Tim-3 is a potential regulator that inhibits monocyte inflammation in response to intermittent hypoxia in children with obstructive sleep apnea syndrome

Abstract

The mechanism of the characteristic intermittent hypoxia (IH) of obstructive sleep apnea syndrome (OSAS) on monocyte remain unclear. Our study found that OSAS children had a significantly upregulated expression in circulating proinflammatory cytokines IL-6 and IL-12, and endothelial injury markers VEGF and ICAM1. Association analysis revealed that the plasma TNFα, IL-1β, IL-6, IL-10 and IL-12 concentration were negatively associated with the minimal SpO₂, a negative index for disease severity. OSAS monocytes presented an inflammatory phenotype with higher mRNA levels of inflammatory cytokines. Importantly, we noted a significant decrease in T-cell immunoglobulin and mucin domain (Tim)-3 expression in OSAS monocytes with the increase of the plasma proinflammatory cytokines. In vitro assay demonstrated that IH induced THP-1 cell overactivation via NF-κB dependent pathway was inhibited by the Tim-3 signal. Our results indicated that activation of monocyte inflammatory responses is closely related to OSAS-induced IH, and negatively mediated by a Tim-3 signaling pathway.

Introduction

Obstructive sleep apnea syndrome (OSAS) in children is a highly prevalent disorder caused by a conglomeration of complex pathophysiological processes, leading to recurrent upper airway dysfunction during sleep [1]. Cumulative evidence has suggested that pediatric OSAS is in fact a systemic, low-grade, inflammatory disease [2]. Intermittent hypoxia (IH) and reoxygenation, a major feature of pediatric OSAS, activates systemic inflammation that lead to collateral adverse manifestations including possible organ damages [3].While evidence suggested that inflammatory levels contracted after adenotonsillectomy or continuous positive airway pressure [[4], [5], [6]], quite a few studies revealed that some pro-inflammatory factors did not fade away and endothelial damage could not be completely avoid even after regular OSAS treatments [7,8]. Therefore, to prevent the far-reaching fallout of the chronic inflammation in OSAS children, it is particularly important to understand the underlined mechanism of IH-induced inflammation.
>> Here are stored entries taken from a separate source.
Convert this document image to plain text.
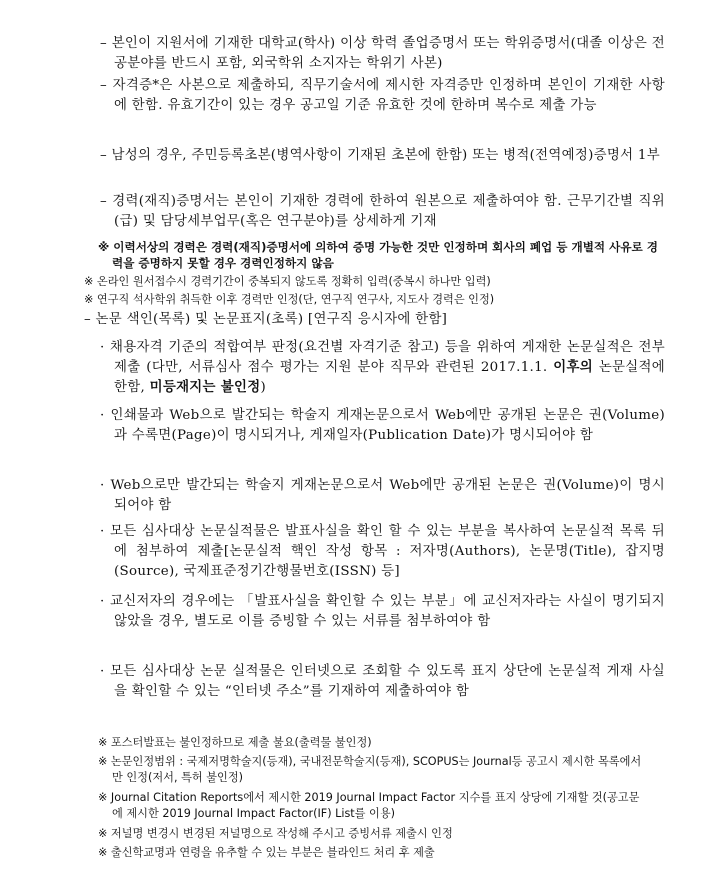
– 본인이 지원서에 기재한 대학교(학사) 이상 학력 졸업증명서 또는 학위증명서(대졸 이상은 전공분야를 반드시 포함, 외국학위 소지자는 학위기 사본)
– 자격증*은 사본으로 제출하되, 직무기술서에 제시한 자격증만 인정하며 본인이 기재한 사항에 한함. 유효기간이 있는 경우 공고일 기준 유효한 것에 한하며 복수로 제출 가능
– 남성의 경우, 주민등록초본(병역사항이 기재된 초본에 한함) 또는 병적(전역예정)증명서 1부
– 경력(재직)증명서는 본인이 기재한 경력에 한하여 원본으로 제출하여야 함. 근무기간별 직위(급) 및 담당세부업무(혹은 연구분야)를 상세하게 기재
※ 이력서상의 경력은 경력(재직)증명서에 의하여 증명 가능한 것만 인정하며 회사의 폐업 등 개별적 사유로 경력을 증명하지 못할 경우 경력인정하지 않음
※ 온라인 원서접수시 경력기간이 중복되지 않도록 정확히 입력(중복시 하나만 입력)
※ 연구직 석사학위 취득한 이후 경력만 인정(단, 연구직 연구사, 지도사 경력은 인정)
– 논문 색인(목록) 및 논문표지(초록) [연구직 응시자에 한함]
· 채용자격 기준의 적합여부 판정(요건별 자격기준 참고) 등을 위하여 게재한 논문실적은 전부 제출 (다만, 서류심사 점수 평가는 지원 분야 직무와 관련된 2017.1.1. 이후의 논문실적에 한함, 미등재지는 불인정)
· 인쇄물과 Web으로 발간되는 학술지 게재논문으로서 Web에만 공개된 논문은 권(Volume)과 수록면(Page)이 명시되거나, 게재일자(Publication Date)가 명시되어야 함
· Web으로만 발간되는 학술지 게재논문으로서 Web에만 공개된 논문은 권(Volume)이 명시되어야 함
· 모든 심사대상 논문실적물은 발표사실을 확인 할 수 있는 부분을 복사하여 논문실적 목록 뒤에 첨부하여 제출[논문실적 핵인 작성 항목 : 저자명(Authors), 논문명(Title), 잡지명(Source), 국제표준정기간행물번호(ISSN) 등]
· 교신저자의 경우에는 「발표사실을 확인할 수 있는 부분」에 교신저자라는 사실이 명기되지 않았을 경우, 별도로 이를 증빙할 수 있는 서류를 첨부하여야 함
· 모든 심사대상 논문 실적물은 인터넷으로 조회할 수 있도록 표지 상단에 논문실적 게재 사실을 확인할 수 있는 “인터넷 주소”를 기재하여 제출하여야 함
※ 포스터발표는 불인정하므로 제출 불요(출력물 불인정)
※ 논문인정범위 : 국제저명학술지(등재), 국내전문학술지(등재), SCOPUS는 Journal등 공고시 제시한 목록에서만 인정(저서, 특허 불인정)
※ Journal Citation Reports에서 제시한 2019 Journal Impact Factor 지수를 표지 상당에 기재할 것(공고문에 제시한 2019 Journal Impact Factor(IF) List를 이용)
※ 저널명 변경시 변경된 저널명으로 작성해 주시고 증빙서류 제출시 인정
※ 출신학교명과 연령을 유추할 수 있는 부분은 블라인드 처리 후 제출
Of note, substantial evidence pointed to the fact that the inflammatory response of monocytes plays prominent roles in OSAS [9]. Monocytes are heterogeneous leucocytes with distinct phenotypic and functional characteristics. At least three distinct monocyte subsets exist in the blood, including classical (CD14++CD16−), intermediate (CD14++CD16+), and nonclassical (CD14+CD16++) monocyte subsets, each exerting different function by differential expression of surface and/or secreted cytokines. Changes in the monocyte subset proportion and function were shown to be closely linked with pathological alterations [10,11]. In OSAS patients and those with a number of other inflammation-related complications such as cardiovascular diseases, including atherosclerosis, hypertension and myocardial infarction, monocytes in the peripheral blood were shown to activate by the characteristic IH in the course of disease progression [12]. However, the mechanism of the IH on monocytes in OSAS children remain unclear.

We here present further assessment of the systemic inflammation by determining plasma cytokine profile in OSAS children, and scrutinizing the changes in subsets of circulating monocytes regarding their expression of soluble and surface activation markers and their relationship with disease conditions. This study aimed to reveal the cellular immune response and molecular regulatory mechanisms implicating in the maintenance of chronic inflammation in pediatric OSAS from the perspective of monocytes activation.